Edukasi Perdamaian Berbasis Digital Bersama Milenial

Edukasi Perdamaian Berbasis Digital Bersama Milenial

- in Narasi
1058
1
Edukasi Perdamaian Berbasis Digital Bersama Milenial

Modernitas telah membawa serta kemudahan sekaligus ancaman yang melaten. Misalnya, salah satu produk modernitas adalah internet, telah mengilhami segenap manusia untuk melahap informasi sebanyak-banyaknya, tapi sekaligus rawan dengan konten berbahaya yang termuat dalam informasi tersebut. Celah ini ternyata digunakan oleh sebagian kelompok ekstrimis untuk melakukan indoktrinasi. Berbagai platform media sosial dimaksimalkan, demi mendapatkan jihadis militan untuk dijadikan sebagai pejuang ideologi-ideologinya.

Dalam konteks Indonesia, hal ini sungguh memprihatinkan. Apalagi, mengingat jumlah pengguna internet yang mencapai 143,2 juta, misi kelompok ekstrimis-radikalis yang terbalut apik di berbagai konten di media sosial, sangat rawan membikin pengguna internet kagum dan simpati. Terlebih usia-usia produktif, katakanlah 16-25 tahun, rentan usia yang mudah disusupi ideologi garis keras. Mereka yang tidak dibekali prinsip kemanusiaan, baik yang disarikan dari ajaran agama maupun ilmu sosial-humaniora, dengan mudah akan tergelincir dalam rayuan palsu radikalisme, yang seolah-olah menjanjikan surga tapi nyatanya mengangkangi kemanusiaan. Surga macam apa?

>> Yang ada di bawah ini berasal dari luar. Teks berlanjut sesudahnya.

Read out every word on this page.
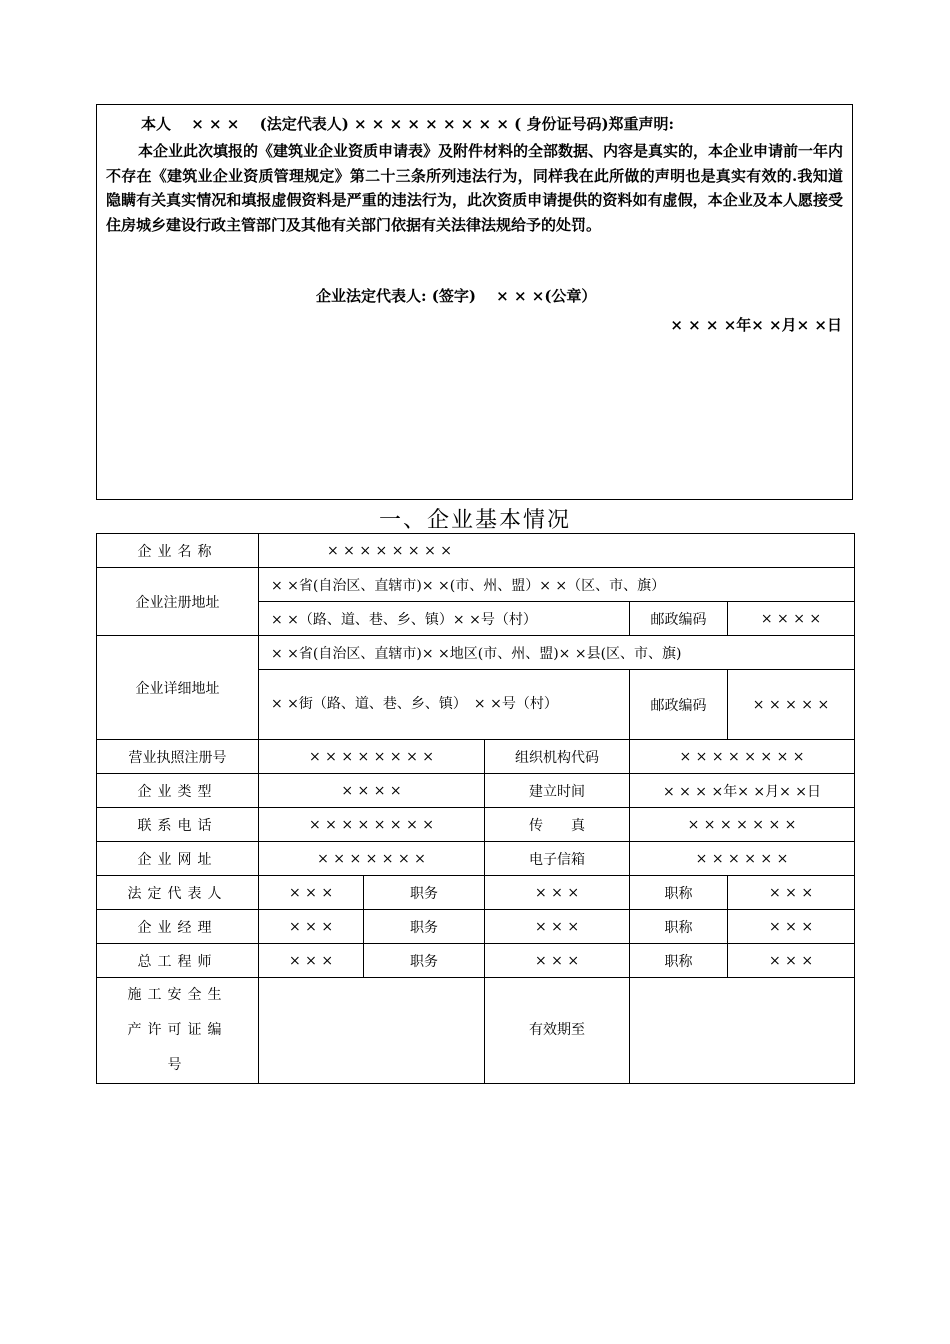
本人　 × × ×　 (法定代表人) × × × × × × × × × ( 身份证号码)郑重声明:
本企业此次填报的《建筑业企业资质申请表》及附件材料的全部数据、内容是真实的，本企业申请前一年内不存在《建筑业企业资质管理规定》第二十三条所列违法行为，同样我在此所做的声明也是真实有效的.我知道隐瞒有关真实情况和填报虚假资料是严重的违法行为，此次资质申请提供的资料如有虚假，本企业及本人愿接受住房城乡建设行政主管部门及其他有关部门依据有关法律法规给予的处罚。
企业法定代表人: (签字)　 × × ×(公章）
× × × ×年× ×月× ×日
一、企业基本情况
企业名称	× × × × × × × ×				
企业注册地址	× ×省(自治区、直辖市)× ×(市、州、盟）× ×（区、市、旗）				
	× ×（路、道、巷、乡、镇）× ×号（村）			邮政编码	× × × ×
企业详细地址	× ×省(自治区、直辖市)× ×地区(市、州、盟)× ×县(区、市、旗)				
	× ×街（路、道、巷、乡、镇）　× ×号（村）			邮政编码	× × × × ×
营业执照注册号	× × × × × × × ×		组织机构代码	× × × × × × × ×	
企业类型	× × × ×		建立时间	× × × ×年× ×月× ×日	
联系电话	× × × × × × × ×		传　　真	× × × × × × ×	
企业网址	× × × × × × ×		电子信箱	× × × × × ×	
法定代表人	× × ×	职务	× × ×	职称	× × ×
企业经理	× × ×	职务	× × ×	职称	× × ×
总工程师	× × ×	职务	× × ×	职称	× × ×
施工安全生产许可证编号			有效期至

Maka dari itu, mewaspadai persebaran ideologi radikalisme di media sosial amatlah perlu. Sebagaimana riset yang dilakukan Pusat Pengkajian Islam dan Masyarakat (PPIM) UIN Syarif Hidayatullah Jakarta, bahwa ada 51,1% responden mahasiswa dan pelajar memiliki opini intoleran terhadap aliran minoritas Islam yang dipersepsikan berbeda dengan mayoritas, seperti Ahmadiyah dan Syiah. Sementara 34,3% responden yang sama memiliki opini intoleran terhadap pemeluk agama lain selain Islam. (Tirto.id)

Temuan tersebut membuktikan, betapa banyak generasi muda yang memiliki paham intoleran, karena itu perlu segera ditindaklanjuti, agar tidak menjadi konflik terbuka. Tidak bisa dibayangkan, jika opini tersebut lalu berubah menjadi sikap dan perilaku, tentu hanya akan membuat kegaduhan di masyarakat, dan baik umat mayoritas maupun minoritas pada akhirnya akan rugi, baik materi maupun nonmateri.

Hasil survei PPIM juga dikuatkan dengan pernyataan Zainut Tuhid Sa’adi, Wakil Ketua MUI, yang mengatakan bahwa paham radikalisme mulai dikenal seseorang semenjak di SMA hingga perguruan tinggi. (Sindonews.com) Hal ini wajar belaka, mengingat secara psikologis, kaum muda tengah bersemangat mencari jati diri; dan jika cocok dengan ajaran radikalisme, mereka tak segan untuk jadi martirnya!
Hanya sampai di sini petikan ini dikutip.